Gratitude not only draws people to us, but it helps us keep those who are in our sphere. When we see the glass a half-full, rather than half-empty, we notice what is there rather than dwelling on what is not. When we notice what’s there, we get out of our self-absorption and realize that there are people around us, many of whom have done wonderful things for us. And when we express our gratitude for their presence in our lives, it’s more likely that those people will want to continue to be around us.
GRATITUDE – The Antidote to Bitterness and Resentment – “The more light you allow within you, the brighter the world you live in will be.” Shakti Gawain
Twenty years ago, Cynthia, a petite, talented woman in her late twenties, got divorced in a terrible breakup. Two decades later, bitter and resentful, she is sill obsessed with her ex-husband, bad-mouthing him to her children and friends whenever she gets a chance, convinced that he ruined her life. In a way, of course, he did. Because she kept focusing on her pain and resentment, she was never able to heal and move on.

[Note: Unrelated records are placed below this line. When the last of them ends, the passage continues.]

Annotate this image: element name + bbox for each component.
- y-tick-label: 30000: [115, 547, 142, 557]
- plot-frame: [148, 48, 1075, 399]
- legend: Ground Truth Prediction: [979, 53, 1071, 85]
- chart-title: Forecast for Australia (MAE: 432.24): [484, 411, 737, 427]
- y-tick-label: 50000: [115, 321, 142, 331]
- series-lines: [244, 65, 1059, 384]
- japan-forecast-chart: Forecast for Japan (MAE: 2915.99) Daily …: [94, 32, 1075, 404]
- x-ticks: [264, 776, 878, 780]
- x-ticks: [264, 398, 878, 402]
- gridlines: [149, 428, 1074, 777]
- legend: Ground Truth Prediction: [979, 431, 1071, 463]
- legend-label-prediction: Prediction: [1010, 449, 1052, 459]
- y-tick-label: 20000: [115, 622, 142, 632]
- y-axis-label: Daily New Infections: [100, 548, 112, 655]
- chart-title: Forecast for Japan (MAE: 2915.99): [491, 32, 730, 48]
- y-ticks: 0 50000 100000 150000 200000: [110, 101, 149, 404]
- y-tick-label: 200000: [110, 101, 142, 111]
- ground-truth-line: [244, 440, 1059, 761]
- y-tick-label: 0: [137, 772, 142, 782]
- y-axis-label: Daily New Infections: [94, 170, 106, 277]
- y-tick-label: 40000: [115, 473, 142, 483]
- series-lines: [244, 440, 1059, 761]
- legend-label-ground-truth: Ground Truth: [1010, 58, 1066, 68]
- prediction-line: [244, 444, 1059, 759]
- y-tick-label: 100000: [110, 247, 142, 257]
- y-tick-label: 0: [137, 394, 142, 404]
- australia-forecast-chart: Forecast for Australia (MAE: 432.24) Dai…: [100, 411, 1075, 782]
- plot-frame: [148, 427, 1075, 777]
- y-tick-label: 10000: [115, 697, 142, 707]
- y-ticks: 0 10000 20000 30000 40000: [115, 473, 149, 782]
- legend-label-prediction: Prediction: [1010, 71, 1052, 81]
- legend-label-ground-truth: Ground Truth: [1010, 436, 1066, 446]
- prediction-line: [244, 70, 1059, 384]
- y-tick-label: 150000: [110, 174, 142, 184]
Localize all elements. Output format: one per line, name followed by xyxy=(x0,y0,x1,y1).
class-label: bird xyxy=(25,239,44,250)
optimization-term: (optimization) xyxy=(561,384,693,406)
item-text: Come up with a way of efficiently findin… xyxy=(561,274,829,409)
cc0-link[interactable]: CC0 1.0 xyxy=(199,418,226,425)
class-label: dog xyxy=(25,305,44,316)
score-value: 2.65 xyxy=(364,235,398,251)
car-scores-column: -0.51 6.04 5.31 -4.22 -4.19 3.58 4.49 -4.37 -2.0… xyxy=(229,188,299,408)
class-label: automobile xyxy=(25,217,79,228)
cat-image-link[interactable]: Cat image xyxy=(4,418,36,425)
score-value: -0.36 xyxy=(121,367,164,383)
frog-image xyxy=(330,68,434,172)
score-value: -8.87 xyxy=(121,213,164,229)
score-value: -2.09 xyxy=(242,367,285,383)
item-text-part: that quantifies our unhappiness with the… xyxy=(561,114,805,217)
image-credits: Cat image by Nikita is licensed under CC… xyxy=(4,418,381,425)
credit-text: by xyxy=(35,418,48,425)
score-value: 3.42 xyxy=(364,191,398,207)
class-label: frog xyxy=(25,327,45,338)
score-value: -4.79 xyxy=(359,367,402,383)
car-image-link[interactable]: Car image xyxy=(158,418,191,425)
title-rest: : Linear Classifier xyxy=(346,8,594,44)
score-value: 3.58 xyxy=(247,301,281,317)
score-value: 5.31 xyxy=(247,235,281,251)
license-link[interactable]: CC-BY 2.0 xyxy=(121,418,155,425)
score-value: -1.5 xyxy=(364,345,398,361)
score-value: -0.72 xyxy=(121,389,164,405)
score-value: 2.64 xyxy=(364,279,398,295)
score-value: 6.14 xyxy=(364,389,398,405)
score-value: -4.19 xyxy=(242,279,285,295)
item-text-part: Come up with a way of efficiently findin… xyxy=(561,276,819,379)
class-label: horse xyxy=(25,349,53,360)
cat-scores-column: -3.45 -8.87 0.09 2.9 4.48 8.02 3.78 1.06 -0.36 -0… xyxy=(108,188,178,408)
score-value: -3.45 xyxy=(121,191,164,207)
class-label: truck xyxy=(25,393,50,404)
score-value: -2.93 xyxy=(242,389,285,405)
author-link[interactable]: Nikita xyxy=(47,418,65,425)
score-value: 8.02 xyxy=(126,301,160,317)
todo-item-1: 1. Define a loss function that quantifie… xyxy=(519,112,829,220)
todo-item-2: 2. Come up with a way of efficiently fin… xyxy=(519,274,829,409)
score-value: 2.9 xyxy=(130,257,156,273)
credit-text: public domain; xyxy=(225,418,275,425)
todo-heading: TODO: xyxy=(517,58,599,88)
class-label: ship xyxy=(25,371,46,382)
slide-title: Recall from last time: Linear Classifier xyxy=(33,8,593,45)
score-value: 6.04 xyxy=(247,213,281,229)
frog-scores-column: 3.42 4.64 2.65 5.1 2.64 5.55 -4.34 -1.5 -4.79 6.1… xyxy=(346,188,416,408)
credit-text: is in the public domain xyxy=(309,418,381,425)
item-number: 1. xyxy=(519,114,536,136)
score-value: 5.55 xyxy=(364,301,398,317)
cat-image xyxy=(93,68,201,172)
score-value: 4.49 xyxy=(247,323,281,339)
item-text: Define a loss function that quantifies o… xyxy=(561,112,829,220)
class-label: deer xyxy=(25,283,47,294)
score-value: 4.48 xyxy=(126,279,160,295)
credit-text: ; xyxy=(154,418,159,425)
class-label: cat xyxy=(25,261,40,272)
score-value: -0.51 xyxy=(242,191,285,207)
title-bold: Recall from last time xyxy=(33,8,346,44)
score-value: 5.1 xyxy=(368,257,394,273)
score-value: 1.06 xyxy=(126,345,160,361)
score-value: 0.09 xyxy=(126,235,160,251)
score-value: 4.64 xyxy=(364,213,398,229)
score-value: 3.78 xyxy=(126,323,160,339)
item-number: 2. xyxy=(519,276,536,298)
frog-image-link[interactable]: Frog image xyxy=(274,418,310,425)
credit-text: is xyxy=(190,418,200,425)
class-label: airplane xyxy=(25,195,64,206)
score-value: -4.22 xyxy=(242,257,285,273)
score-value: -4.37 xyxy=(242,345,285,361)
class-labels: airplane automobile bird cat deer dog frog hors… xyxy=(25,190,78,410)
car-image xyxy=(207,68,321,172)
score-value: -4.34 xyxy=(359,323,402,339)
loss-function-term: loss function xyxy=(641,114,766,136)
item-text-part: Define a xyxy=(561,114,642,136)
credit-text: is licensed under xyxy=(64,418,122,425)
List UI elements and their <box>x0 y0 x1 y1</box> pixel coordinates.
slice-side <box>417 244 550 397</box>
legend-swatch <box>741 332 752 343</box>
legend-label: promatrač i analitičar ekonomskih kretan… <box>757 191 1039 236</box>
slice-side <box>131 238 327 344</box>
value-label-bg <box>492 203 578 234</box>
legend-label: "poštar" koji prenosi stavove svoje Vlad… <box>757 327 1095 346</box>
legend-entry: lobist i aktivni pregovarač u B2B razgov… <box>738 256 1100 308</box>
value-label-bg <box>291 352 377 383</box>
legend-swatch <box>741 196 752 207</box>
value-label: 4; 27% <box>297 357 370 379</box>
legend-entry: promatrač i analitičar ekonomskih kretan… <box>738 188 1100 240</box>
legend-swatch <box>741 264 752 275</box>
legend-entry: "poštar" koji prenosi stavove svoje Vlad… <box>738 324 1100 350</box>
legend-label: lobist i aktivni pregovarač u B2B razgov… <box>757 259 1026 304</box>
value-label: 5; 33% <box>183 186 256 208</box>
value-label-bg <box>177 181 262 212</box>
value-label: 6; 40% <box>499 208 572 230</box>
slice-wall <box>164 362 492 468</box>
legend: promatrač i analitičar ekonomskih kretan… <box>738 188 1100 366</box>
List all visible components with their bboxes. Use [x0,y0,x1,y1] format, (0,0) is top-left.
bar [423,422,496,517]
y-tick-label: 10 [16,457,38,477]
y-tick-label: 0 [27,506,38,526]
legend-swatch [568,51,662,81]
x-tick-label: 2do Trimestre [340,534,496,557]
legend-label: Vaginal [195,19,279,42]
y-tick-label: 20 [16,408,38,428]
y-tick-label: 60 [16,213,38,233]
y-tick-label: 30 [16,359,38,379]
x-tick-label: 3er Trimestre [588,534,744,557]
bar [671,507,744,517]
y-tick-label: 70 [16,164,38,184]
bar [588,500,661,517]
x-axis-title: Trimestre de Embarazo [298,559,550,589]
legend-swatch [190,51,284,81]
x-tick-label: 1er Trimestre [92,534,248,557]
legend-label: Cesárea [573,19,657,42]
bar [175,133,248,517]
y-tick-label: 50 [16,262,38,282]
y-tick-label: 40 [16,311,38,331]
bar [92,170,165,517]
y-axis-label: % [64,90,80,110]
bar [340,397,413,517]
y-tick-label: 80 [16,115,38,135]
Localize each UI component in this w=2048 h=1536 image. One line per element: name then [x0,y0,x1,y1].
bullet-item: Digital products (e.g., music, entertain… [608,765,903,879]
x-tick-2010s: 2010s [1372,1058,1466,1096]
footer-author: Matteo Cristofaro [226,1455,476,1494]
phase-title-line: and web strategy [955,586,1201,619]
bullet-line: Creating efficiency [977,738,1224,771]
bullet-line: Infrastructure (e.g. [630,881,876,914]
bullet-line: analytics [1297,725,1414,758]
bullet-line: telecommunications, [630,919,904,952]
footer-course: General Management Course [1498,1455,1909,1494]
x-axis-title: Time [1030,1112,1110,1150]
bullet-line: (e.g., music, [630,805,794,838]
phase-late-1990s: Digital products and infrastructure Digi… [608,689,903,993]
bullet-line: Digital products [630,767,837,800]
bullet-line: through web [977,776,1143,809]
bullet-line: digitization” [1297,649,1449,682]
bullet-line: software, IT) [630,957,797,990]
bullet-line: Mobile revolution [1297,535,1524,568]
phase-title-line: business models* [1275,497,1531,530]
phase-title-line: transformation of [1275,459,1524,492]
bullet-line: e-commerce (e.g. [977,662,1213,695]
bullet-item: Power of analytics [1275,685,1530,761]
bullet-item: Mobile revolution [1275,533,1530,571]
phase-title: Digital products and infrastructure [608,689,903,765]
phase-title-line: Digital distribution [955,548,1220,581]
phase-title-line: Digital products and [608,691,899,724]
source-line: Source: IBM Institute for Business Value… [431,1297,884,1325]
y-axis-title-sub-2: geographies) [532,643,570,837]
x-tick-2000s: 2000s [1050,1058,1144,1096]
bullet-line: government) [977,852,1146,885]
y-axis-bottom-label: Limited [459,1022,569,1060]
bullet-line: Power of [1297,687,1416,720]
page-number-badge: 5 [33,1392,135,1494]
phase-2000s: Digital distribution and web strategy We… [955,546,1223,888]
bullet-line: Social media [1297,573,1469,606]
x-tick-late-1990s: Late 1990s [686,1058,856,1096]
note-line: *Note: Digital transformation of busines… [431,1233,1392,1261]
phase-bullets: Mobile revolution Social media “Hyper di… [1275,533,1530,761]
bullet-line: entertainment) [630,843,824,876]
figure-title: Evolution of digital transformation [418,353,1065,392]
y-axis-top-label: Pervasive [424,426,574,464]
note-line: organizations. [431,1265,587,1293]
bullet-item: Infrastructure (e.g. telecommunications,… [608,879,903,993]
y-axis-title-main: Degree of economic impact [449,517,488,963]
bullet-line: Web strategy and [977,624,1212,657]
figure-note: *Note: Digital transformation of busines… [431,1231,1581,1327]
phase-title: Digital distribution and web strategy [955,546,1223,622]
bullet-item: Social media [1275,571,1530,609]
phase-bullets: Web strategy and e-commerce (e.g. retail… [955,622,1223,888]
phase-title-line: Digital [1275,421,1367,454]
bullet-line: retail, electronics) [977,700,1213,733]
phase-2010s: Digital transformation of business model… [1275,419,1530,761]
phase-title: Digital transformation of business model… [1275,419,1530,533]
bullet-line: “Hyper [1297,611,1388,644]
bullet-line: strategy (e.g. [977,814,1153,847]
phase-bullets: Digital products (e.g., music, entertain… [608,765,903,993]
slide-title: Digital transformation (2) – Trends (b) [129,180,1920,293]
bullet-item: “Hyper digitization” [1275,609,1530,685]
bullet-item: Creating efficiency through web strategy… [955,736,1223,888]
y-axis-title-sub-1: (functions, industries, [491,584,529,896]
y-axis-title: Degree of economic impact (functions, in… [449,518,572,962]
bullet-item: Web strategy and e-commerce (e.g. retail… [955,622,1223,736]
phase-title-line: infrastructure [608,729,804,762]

Hurt and hateful, she hasn’t been able to attract new love in her life, and her now-grown children avoid her like the plague.
Have you ever met someone so bitter about their life that they feel like a black hole sucking away all the energy around them? Whether we call them pessimists, ingrates, or those who always see the glass a half-empty, they are a drag to be around. So focused on what hasn’t worked for them they can’t see the ways they have been the recipients of gifts, blessings, and surprises.
Most of us aren’t total black holes, but when we fail to give thanks for what happens in our lives, we can get hung up in bitterness that prevents us from developing emotionally and spiritually. If we fail to grow, the light inside us grows dim.
Bitterness is a poison that snuffs the light of our souls, hardening us to life’s pleasures and joys by keeping us focused only on what is wrong. When the man I lived with for fourteen years left me, he said it was because I was turning bitter and he didn’t want to stick around to see it. Although there were other reasons for our breakup, including many he was responsible for, after the pain of the loss had subsided I gave thanks to him for the wake-up call; I was turning into a resentful woman, and that was the last thing on Earth I wanted to be.
I’m determined not to sink into bitterness again. While there are plenty of things in life to be justifiably annoyed, angry, or hurt at, that doesn’t mean that I should completely ignore all that is beautiful, good, and touching. I want my soul to shine with an overflowing of love, and practicing gratitude is one of the best ways I know to do it.